7年半に亘る占領軍総司令部(GHQ)が残してくれた負の遺産は、今なお生き続けている。その一つが、軍隊不保持を宣言した「日本国憲法第9条第2項」である。<マッカーサーの呪い>の内で最大のものだ。
憲法第9条第1項は、武力あるいは実力による紛争解決を放棄している。これは、ブリアン(仏)ーケロッグ(米)による<パリ不戦条約>(1929=昭和4年)を反映し、国際紛争解決のため戦争を非としたものだ。他国家の憲法にも、多少の表現の違いはあるが、不戦条約の内容は採用されている。だが、国際連合憲章では、侵略戦争を禁じているものの、自衛戦争を認めている。我が国の政府見解も、この第1項は自衛戦争を否定するものではないと解釈している。
パリ不戦条約(戦争の放棄に関する条約)・・・・罰則規定なし
http://www7.ocn.ne.jp/~tomoni/jouyaku.htm
第9条第2項では、陸海空の軍隊(戦力)を不保持、また交戦権を否認している。芦田均憲法改正小委員会委員長(当時)は、草案段階のこの条文に、「前項の目的を達するため」と修正文を加えた。つまり、軍隊は持たないが、自衛戦争は別であるとの意味を持たせた。自衛隊は軍隊ではないが、自衛戦争に限定して実力行使を可能とする。これが、自衛隊は合憲的存在とする根拠である。
最近、田中直紀<コーヒー>防衛相は、衆議院予算委員会の席上、憲法第9条第2項で軍隊不保持を謳(うた)っているにも拘らず、自衛隊が合憲である理由を問われて答弁に窮した。「芦田修正」の意図を理解していなかったと見える。

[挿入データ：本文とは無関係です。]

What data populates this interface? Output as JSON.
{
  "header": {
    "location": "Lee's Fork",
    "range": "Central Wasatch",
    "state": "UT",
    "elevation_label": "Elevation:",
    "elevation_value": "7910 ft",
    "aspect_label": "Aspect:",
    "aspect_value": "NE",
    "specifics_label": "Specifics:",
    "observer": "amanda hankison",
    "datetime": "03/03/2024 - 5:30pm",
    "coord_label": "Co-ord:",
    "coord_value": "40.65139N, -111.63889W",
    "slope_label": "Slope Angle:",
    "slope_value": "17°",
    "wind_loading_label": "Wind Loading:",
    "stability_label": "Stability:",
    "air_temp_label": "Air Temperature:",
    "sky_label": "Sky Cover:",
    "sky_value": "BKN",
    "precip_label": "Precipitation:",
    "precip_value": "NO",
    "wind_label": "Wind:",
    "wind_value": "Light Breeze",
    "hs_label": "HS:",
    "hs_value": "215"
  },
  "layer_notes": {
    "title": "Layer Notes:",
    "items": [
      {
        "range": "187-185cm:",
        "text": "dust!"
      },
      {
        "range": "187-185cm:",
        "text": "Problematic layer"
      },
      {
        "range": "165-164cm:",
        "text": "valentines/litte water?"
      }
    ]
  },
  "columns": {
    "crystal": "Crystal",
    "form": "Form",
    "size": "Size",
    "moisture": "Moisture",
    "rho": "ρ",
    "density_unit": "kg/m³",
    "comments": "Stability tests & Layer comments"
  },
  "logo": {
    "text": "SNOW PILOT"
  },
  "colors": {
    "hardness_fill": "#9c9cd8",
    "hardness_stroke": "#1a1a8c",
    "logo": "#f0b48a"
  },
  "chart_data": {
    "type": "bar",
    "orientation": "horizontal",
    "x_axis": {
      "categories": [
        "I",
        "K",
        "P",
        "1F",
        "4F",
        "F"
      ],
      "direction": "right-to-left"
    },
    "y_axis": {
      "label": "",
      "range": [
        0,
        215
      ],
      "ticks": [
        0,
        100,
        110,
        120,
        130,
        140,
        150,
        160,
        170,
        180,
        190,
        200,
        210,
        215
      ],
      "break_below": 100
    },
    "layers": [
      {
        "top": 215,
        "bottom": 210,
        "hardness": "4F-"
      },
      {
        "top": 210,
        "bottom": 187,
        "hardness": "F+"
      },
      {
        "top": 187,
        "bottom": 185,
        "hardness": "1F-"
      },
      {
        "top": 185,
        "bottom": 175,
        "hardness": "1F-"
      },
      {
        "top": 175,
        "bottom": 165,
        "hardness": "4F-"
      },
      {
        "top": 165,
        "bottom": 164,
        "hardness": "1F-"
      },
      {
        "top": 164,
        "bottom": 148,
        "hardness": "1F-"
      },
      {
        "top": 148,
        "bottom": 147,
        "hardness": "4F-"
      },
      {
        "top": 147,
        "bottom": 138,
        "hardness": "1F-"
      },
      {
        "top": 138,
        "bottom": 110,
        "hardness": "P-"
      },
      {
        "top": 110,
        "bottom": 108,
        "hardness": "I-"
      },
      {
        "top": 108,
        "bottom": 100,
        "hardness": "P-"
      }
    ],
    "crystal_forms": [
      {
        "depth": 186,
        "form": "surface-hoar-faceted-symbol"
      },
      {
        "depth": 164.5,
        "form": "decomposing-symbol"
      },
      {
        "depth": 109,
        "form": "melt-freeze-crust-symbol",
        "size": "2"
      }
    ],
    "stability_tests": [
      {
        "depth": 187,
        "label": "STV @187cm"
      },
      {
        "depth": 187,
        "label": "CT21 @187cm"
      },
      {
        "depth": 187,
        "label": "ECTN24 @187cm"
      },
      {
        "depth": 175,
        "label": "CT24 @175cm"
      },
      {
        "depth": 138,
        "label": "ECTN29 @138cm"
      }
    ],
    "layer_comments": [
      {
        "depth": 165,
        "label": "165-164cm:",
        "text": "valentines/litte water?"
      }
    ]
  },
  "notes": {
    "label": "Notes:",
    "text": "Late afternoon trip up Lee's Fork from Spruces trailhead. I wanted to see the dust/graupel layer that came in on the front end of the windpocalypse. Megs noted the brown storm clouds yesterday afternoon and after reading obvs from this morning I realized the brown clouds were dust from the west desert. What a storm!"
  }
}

防衛省のHPに「憲法と自衛権」の関係が詳述され、自衛権が国際的に認められる以上、必要最小限度の実力組織を維持することは憲法上認められるとしている。
http://www.mod.go.jp/j/approach/agenda/seisaku/kihon02.html
田中防衛相は、就任して自分の所管する防衛省のHPを読んでいないのだろうか?
「芦田修正」とは別の見方から自衛隊合憲を述べる向きもあるようで、興味深い。
芦田修正が自衛隊合憲根拠なら
大阪大学大学院教授・坂元一哉
2012.2.9 03:08
自衛隊が合憲とされる根拠は何か。先週、国会でそう質問された田中直紀防衛大臣は答えに詰まった。質問者はいわゆる「芦田修正」に言及したが、大臣は「理解していない」とあっさり白旗をあげたのである。
せっかく「助け舟」を出してもらっているのだし、防衛大臣なら、そんな大事な質問には、きちんと答えてほしかった。昔だったら国会が止まりかねない失態ですよ、と言いたくなる人も多かったのではないか。私も大臣の答弁にはいたく失望した。ただ、「理解していない」のに「助け舟」に乗ったりしなかったのは、賢明だったかもしれない。
≪全く違う近年の政府見解≫
というのも、政府が自衛隊を合憲とする根拠は「芦田修正」ではないからである。少なくとも近年の説明はそうではない。たとえば、平成16年6月18日付の政府答弁書には次のようにある。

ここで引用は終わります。